Malitzia não enganou nem a mim nem a Diadorim, que logo sentiu a tensão e fugiu do colo. Com os felinos todos no quarto nunca é preciso olhar a previsão do tempo. Estava frio lá fora, e havia eletricidade aqui dentro. Antes da batida na madeira e do movimento de Malitzia, lá se foram todos pelas escadas da porta da esquerda. Malitzia desapareceu do meu campo de visão para deixar Juçanã entrar. Ouvi os ferros um após o outro. Gosto dessa índia, gosto de vê-la em seu silêncio de quem ouve tudo, sempre com uma expressão serena. Com Malitzia ela fala, fala baixinho, quase se desculpando do seu próprio som.
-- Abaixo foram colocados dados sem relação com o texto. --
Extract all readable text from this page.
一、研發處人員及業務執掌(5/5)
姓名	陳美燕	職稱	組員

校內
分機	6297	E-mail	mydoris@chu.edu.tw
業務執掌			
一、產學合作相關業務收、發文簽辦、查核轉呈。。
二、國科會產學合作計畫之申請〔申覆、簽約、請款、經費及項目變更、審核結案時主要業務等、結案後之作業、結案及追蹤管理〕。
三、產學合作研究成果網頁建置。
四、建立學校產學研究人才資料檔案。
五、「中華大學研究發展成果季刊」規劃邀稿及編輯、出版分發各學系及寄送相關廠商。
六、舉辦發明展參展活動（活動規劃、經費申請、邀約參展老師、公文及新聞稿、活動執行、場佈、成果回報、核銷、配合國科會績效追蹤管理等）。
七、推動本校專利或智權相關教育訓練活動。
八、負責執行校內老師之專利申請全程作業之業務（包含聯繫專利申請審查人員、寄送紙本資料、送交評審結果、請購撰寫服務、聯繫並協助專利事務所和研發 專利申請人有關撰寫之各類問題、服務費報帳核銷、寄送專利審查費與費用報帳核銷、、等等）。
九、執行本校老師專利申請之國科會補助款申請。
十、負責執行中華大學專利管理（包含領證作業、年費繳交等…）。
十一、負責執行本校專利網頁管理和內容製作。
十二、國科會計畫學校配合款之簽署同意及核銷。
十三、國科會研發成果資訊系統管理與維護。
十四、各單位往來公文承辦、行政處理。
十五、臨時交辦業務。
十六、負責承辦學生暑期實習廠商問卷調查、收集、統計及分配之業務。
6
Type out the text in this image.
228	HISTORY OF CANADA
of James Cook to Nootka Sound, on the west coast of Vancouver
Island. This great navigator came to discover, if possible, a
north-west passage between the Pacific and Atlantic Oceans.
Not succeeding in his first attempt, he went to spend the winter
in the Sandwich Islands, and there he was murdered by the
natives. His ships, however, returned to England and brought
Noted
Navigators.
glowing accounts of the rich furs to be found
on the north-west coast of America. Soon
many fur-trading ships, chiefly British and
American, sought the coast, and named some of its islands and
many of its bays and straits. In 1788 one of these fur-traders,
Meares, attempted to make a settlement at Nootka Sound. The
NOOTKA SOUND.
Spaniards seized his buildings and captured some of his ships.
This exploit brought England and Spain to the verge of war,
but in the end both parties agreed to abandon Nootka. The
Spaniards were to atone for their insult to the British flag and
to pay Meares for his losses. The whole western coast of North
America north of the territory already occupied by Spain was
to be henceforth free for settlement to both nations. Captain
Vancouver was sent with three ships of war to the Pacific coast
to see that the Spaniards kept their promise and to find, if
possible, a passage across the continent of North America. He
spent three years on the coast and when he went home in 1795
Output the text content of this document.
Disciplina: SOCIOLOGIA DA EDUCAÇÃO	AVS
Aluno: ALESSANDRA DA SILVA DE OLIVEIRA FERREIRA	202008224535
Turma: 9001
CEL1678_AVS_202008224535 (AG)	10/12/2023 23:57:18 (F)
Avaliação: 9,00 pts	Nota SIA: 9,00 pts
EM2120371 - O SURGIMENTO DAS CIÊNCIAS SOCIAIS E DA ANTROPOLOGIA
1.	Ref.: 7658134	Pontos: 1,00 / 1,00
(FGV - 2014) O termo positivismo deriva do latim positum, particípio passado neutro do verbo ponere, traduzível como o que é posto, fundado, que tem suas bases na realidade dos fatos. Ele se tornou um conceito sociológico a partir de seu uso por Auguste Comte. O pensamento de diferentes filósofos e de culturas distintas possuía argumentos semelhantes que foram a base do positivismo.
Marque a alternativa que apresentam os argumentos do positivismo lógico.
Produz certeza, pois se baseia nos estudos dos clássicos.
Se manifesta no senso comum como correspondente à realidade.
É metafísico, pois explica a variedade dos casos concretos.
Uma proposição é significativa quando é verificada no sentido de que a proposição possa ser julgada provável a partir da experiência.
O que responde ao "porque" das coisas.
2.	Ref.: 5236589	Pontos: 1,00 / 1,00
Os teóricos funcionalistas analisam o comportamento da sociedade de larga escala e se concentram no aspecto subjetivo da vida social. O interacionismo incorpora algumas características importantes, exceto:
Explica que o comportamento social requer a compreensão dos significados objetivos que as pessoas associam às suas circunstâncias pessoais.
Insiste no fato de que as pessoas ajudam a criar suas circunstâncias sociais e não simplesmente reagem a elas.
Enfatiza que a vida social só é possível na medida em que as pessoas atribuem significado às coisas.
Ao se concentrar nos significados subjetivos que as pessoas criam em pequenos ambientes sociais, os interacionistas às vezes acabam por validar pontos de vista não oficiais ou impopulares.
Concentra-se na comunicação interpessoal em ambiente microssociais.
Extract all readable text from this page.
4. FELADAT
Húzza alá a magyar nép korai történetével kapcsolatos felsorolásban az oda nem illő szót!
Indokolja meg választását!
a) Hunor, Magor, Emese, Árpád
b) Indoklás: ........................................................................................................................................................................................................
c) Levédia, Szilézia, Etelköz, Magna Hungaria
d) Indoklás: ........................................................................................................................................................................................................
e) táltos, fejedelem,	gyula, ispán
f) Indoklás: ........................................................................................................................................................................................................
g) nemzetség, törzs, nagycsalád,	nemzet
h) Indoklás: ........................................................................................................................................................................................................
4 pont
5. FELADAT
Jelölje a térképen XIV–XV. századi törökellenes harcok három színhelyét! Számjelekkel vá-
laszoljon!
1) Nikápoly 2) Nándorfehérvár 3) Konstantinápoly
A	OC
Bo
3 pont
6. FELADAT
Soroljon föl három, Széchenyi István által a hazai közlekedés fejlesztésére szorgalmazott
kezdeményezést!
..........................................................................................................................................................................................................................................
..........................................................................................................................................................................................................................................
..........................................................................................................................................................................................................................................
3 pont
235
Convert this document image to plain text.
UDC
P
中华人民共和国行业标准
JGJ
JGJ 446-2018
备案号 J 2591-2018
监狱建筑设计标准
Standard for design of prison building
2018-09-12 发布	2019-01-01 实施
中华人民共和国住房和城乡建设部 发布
Enquanto lençóis foram sendo trocados, roupas do cesto carregadas, toalhas, os conselhos de sempre sobre o banheiro, as mesmas perguntas sobre o dia da limpeza e os suprimentos do frigobar, eu fiquei esperando uma novidade de Malitzia. Quis pensar que aquele olhar inquieto de desejo era uma pergunta. Juçanã foi lavar a louça da noite, mandando Malitzia comer, “toma teu café, toma, come, tua mãe mandou eu olhar”. Dez. Eu estava inapto para previsões. Que não me viessem as madrastas!
A novidade veio de outro canto, Juçanã lhe estendeu o bilhete que ela quase se esquecera de entregar, era de Ilana. Malitzia fez de conta que não se importava, jogou-o do outro lado da cama. Nada de varrer agora, Sanã. Depois que eu sair, hoje eu vou, não faz mal o frio. E lá se foram as saias e aventais da tia-avó morena, da tia índia, ama-seca, a coisa mais perto de mãe que Malitzia conhecia. Porta trancada, os sons das três trancas de novo, as três trancas trágicas como Malitzia gostava de dizer pra ele. Ela até fez um poema. “As três trancas trágicas Uma. Duas. Três. Atravessam-me. Traio-as. E trago o mundo pelas janelas. Abertas.”
Embora Malitzia confessasse diante de mim que sabia que ele não tinha trepado (três trancas) com ninguém na sua vinda ontem à noite, eu não precisava daquela declaração para conhecer o conteúdo do bilhete. A trilha sonora então trocada e o café da manhã recebendo a devida atenção já disseram que tudo estava intacto. Tango. (Se eu pudesse declamaria agora, três, trancas, trocadas, traídas, tango). Gardel era prenúncio de luxúria. Era prenúncio só porque ele não gostava de tango, se não seria simultâneo ao ato.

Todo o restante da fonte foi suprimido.